The World Needs More Batteries, But Two Countries May Face Battery Challenges

Published on: Jun 14, 2024
Author: Amy Liu

According to a new research report, the number of batteries that can be produced by battery factories being built globally will far exceed the demand of the global economy.

As automakers electrify their fleets and utilities install large batteries to stabilize the grid, the demand for lithium-ion batteries is rapidly increasing. However, according to the report, manufacturers have announced so many new battery factories that the production capacity will exceed demand in the remaining years of this decade. By the end of 2025, global battery production is projected to exceed the global demand by more than five times.

The report states, “This is good news for automakers and electric vehicle buyers, but it presents a challenging period for new entrants in the battery industry.”

Overcapacity is most severe in China, where the country’s battery manufacturing capacity is projected to exceed annual battery demand by at least 400% in the remaining years of this decade. This is also a concern in the United States, where President Biden has made establishing a domestic battery supply chain one of the top priorities in climate and industry. To attract battery manufacturers, the U.S. government provided Ford Motor Company with a $9.2 billion conditional loan last year to build three battery factories.

Europe also faces an issue of battery overcapacity, but governments in various countries are pushing for increased battery production. Swedish battery manufacturer Nortvolt AB has a battery factory under construction in Germany, and the German Minister of Economic Affairs, Robert Habeck, has been lobbying the company to build another battery factory.

Analysts indicate that due to industry overcapacity, some planned factories worldwide may be delayed or canceled. For instance, Ford has postponed plans to expand electric vehicle production citing a price war for battery-powered cars and trucks. This is expected to be a problem everywhere, including in the United States.

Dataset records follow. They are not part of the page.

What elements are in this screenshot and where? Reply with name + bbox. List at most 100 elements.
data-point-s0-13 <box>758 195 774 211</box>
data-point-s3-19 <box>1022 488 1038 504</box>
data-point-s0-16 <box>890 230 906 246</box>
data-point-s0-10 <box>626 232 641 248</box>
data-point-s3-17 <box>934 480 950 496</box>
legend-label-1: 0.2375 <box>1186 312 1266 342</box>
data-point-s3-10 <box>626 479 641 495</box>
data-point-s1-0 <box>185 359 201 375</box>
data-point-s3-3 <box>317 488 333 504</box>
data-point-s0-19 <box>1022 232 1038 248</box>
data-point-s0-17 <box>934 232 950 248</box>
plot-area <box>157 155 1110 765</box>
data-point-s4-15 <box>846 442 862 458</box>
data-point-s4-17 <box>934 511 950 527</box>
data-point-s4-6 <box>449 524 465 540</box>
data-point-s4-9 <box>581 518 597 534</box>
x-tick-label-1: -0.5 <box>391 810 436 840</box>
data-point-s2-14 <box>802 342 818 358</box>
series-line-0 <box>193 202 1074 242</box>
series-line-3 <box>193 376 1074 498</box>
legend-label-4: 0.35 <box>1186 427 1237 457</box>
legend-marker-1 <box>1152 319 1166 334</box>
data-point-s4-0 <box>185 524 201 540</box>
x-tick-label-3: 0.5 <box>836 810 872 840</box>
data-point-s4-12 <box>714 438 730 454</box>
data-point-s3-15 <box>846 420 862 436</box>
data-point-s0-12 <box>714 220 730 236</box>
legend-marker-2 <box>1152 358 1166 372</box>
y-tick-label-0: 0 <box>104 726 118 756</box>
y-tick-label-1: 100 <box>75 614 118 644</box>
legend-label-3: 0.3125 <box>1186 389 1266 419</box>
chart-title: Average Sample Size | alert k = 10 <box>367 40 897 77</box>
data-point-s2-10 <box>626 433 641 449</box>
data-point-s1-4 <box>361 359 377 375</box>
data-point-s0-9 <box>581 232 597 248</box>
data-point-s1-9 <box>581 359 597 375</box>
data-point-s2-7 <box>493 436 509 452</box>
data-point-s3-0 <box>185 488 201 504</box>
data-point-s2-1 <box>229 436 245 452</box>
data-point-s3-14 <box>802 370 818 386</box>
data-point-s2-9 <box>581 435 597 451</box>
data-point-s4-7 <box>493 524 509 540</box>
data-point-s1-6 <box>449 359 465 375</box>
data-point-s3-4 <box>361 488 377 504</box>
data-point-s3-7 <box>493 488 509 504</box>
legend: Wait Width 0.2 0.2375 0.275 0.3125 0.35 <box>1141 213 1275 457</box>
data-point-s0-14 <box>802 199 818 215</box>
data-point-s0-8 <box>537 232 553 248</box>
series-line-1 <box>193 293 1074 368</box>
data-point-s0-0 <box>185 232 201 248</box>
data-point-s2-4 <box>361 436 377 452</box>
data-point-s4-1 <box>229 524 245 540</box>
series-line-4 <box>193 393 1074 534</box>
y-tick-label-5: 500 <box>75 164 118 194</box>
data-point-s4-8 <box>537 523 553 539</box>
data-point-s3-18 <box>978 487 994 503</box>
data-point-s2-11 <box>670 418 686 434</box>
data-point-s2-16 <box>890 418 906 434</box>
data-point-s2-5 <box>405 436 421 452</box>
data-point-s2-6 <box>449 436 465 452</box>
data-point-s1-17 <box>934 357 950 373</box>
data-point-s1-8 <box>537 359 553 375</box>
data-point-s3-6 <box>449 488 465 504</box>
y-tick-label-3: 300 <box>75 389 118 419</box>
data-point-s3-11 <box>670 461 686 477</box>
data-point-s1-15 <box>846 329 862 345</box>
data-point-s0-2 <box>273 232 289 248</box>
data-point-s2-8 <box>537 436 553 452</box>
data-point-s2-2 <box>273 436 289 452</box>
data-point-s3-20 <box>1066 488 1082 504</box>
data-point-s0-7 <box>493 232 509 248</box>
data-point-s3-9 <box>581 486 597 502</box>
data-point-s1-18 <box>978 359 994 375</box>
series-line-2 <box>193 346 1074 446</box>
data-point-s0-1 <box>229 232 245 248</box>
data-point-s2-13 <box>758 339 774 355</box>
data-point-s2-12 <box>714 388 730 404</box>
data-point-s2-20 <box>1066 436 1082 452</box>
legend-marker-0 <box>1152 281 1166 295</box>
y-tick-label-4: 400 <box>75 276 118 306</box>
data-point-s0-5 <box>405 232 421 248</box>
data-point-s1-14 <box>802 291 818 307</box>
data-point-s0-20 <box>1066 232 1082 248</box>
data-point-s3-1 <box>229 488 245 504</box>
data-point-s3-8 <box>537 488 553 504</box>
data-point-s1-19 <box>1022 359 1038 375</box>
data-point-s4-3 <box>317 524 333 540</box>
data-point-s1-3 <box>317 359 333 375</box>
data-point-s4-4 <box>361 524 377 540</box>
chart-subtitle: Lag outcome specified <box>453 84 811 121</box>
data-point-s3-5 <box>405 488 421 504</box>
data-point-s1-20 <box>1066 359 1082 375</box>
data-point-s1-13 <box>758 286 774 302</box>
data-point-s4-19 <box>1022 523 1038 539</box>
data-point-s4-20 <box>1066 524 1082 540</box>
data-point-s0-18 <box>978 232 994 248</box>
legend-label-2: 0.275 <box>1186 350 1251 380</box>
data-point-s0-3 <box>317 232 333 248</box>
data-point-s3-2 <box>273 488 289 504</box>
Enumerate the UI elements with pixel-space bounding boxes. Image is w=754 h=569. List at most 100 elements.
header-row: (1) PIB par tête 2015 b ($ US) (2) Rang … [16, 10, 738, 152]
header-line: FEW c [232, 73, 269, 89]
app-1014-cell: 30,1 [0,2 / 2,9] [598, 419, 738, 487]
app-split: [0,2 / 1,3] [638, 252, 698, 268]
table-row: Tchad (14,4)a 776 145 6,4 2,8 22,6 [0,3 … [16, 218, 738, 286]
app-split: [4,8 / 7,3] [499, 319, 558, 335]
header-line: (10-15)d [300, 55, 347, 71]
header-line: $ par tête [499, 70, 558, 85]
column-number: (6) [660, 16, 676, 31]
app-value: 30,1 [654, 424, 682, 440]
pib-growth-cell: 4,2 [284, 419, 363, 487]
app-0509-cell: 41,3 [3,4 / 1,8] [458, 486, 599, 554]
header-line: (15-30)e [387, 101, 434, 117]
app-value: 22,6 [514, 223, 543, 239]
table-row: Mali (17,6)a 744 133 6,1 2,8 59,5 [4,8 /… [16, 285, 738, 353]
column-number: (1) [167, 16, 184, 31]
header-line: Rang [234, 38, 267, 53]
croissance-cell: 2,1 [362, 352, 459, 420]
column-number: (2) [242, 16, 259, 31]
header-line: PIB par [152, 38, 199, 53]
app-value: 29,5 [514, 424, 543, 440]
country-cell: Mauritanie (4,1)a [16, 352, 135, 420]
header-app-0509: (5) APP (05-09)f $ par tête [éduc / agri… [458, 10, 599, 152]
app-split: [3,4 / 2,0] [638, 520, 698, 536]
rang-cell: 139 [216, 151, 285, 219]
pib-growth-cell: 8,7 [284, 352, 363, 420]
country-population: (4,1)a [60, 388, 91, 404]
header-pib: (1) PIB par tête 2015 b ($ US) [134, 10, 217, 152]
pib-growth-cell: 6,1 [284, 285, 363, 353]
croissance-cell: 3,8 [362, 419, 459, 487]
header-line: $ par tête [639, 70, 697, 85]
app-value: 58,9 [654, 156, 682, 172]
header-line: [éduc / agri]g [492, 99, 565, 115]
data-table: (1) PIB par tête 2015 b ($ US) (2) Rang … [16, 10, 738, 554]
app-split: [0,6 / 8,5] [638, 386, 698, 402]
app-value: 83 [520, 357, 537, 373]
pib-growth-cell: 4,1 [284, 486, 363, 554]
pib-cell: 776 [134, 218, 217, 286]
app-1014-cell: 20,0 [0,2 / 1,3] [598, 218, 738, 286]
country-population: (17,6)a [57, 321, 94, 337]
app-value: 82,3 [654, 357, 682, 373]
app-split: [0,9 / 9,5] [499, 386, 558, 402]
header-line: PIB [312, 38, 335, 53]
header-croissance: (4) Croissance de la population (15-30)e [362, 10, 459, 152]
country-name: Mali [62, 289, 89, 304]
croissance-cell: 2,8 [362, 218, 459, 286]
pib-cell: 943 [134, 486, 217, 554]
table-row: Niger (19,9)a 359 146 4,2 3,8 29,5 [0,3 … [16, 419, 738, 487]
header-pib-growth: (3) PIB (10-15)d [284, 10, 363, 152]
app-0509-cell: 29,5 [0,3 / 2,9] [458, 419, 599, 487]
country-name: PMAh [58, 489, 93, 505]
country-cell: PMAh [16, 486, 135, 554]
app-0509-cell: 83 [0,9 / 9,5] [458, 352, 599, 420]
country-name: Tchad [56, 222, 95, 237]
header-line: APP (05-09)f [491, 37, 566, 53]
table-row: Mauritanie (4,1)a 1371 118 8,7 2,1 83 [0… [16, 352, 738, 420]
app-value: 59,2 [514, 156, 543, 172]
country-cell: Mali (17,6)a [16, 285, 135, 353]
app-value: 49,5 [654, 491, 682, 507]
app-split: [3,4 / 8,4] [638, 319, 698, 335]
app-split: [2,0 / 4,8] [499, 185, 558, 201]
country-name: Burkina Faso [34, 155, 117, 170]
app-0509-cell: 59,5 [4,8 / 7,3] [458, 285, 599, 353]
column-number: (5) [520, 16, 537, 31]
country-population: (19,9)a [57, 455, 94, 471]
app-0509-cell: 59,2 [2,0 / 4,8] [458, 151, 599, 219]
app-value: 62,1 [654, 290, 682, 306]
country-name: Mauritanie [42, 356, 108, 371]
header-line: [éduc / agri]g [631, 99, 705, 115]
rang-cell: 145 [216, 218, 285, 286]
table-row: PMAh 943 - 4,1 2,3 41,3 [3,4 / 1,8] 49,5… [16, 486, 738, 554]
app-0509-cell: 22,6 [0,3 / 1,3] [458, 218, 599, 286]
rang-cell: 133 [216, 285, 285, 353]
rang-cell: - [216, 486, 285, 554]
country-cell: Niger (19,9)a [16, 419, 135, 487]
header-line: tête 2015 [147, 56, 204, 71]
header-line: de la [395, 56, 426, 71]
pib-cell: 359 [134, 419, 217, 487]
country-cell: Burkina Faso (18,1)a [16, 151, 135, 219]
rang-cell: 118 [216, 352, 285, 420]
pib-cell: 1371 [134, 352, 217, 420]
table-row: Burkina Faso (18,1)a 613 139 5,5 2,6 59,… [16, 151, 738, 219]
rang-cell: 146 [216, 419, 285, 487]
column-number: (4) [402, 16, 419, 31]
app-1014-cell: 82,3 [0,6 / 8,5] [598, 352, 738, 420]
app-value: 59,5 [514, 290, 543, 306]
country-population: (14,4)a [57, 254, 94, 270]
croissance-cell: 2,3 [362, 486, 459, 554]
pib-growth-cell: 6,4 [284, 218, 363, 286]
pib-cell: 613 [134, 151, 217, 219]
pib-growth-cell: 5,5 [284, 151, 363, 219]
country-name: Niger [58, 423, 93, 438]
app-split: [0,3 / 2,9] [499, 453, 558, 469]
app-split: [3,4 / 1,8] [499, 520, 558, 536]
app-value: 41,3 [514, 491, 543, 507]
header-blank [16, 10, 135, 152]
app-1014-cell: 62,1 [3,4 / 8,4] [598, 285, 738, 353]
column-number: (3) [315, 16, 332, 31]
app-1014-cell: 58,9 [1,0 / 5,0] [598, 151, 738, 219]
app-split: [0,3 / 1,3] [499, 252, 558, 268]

Meanwhile, there are changes occurring in the chemicals used to manufacture batteries. The report found that lithium iron phosphate batteries are becoming increasingly popular for powering electric vehicles, particularly among Chinese automakers. The component materials of lithium iron phosphate batteries are cheaper compared to standard lithium-ion batteries that use nickel, manganese, and cobalt, and this shift may significantly reduce future demand for these metals.